Two private companies announced they will pursue their plans of asteroid mining. Deep Space Industries and Planetary Resources received contracts from NASA to study asteroid redirection.
The U.S. company in Washington State, Planetary Resources will launch two satellites to analyze the design and systems of their telescopes based in outer space. The satellites are called Arkyd 6 and Arkyd 3.
The plans of the Planetary Resources company is to build a number of middle size and small telescopes capable of examining asteroids near the planet Earth for economic potential. Among the company’s telescopes are the Arkyd 300, Arkyd 200 and the Arkyd 100.
The Arkyd 300 will have propulsion systems capable of allowing it to explore beyond planet Earth and the Moon. The Arkyd 200 is an interceptor, and will have its propulsion systems capable of discovering asteroids between the Moon and the Earth. And Arkyd 100 will be a low orbit telescope of Earth capable of analyzing both the Earth and asteroid targets.
Deep Space Industries is planning to construct a number of dense spacecrafts called FireFlies. Deep Space Industries is planning to send the satellites on one way missions to gather information about the density, shape, composition and size of asteroids. They also have a plan that includes building “Dragonfly”. Dragonfly is a spacecraft that will catch asteroids and the asteroid material of the asteroids will be collected and returned to Earth by “Harvesters”.

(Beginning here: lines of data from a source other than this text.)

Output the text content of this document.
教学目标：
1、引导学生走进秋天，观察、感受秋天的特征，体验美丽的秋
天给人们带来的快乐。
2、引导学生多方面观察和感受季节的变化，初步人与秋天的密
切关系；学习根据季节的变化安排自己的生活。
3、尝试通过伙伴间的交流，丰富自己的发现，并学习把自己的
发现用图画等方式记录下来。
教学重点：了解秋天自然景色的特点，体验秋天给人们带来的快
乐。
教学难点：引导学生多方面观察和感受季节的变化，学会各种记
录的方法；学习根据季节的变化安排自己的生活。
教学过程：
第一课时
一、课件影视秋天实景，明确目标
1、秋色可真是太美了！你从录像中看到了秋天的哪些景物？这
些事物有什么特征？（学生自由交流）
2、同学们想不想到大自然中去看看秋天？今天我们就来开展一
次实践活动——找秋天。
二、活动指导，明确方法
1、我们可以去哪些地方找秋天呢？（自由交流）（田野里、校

NASA launched numerous studies on the asteroid mining potential that are part of NASA’s Early Stage Innovations and Innovative Advanced Concepts directives. Probably Platinum metals and water are the most profitable potential for operations of asteroid mining, the Robotic Asteroid Prospector study discovered. NASA also presented some early designs for the extraction of water.
OSIRIS-REx, a NASA spacecraft is design to study the “Bennu” asteroid. The “Bennu” asteroid is close to Earth and the primary goal is to land the spacecraft on the asteroid and gather and return data to earth. The OSIRIS-REx is scheduled in September 2016 for launch.
For the past years NASA has been studying robotic mining and runs an annual competition where students from universities compete in building robots capable of asteroid mining.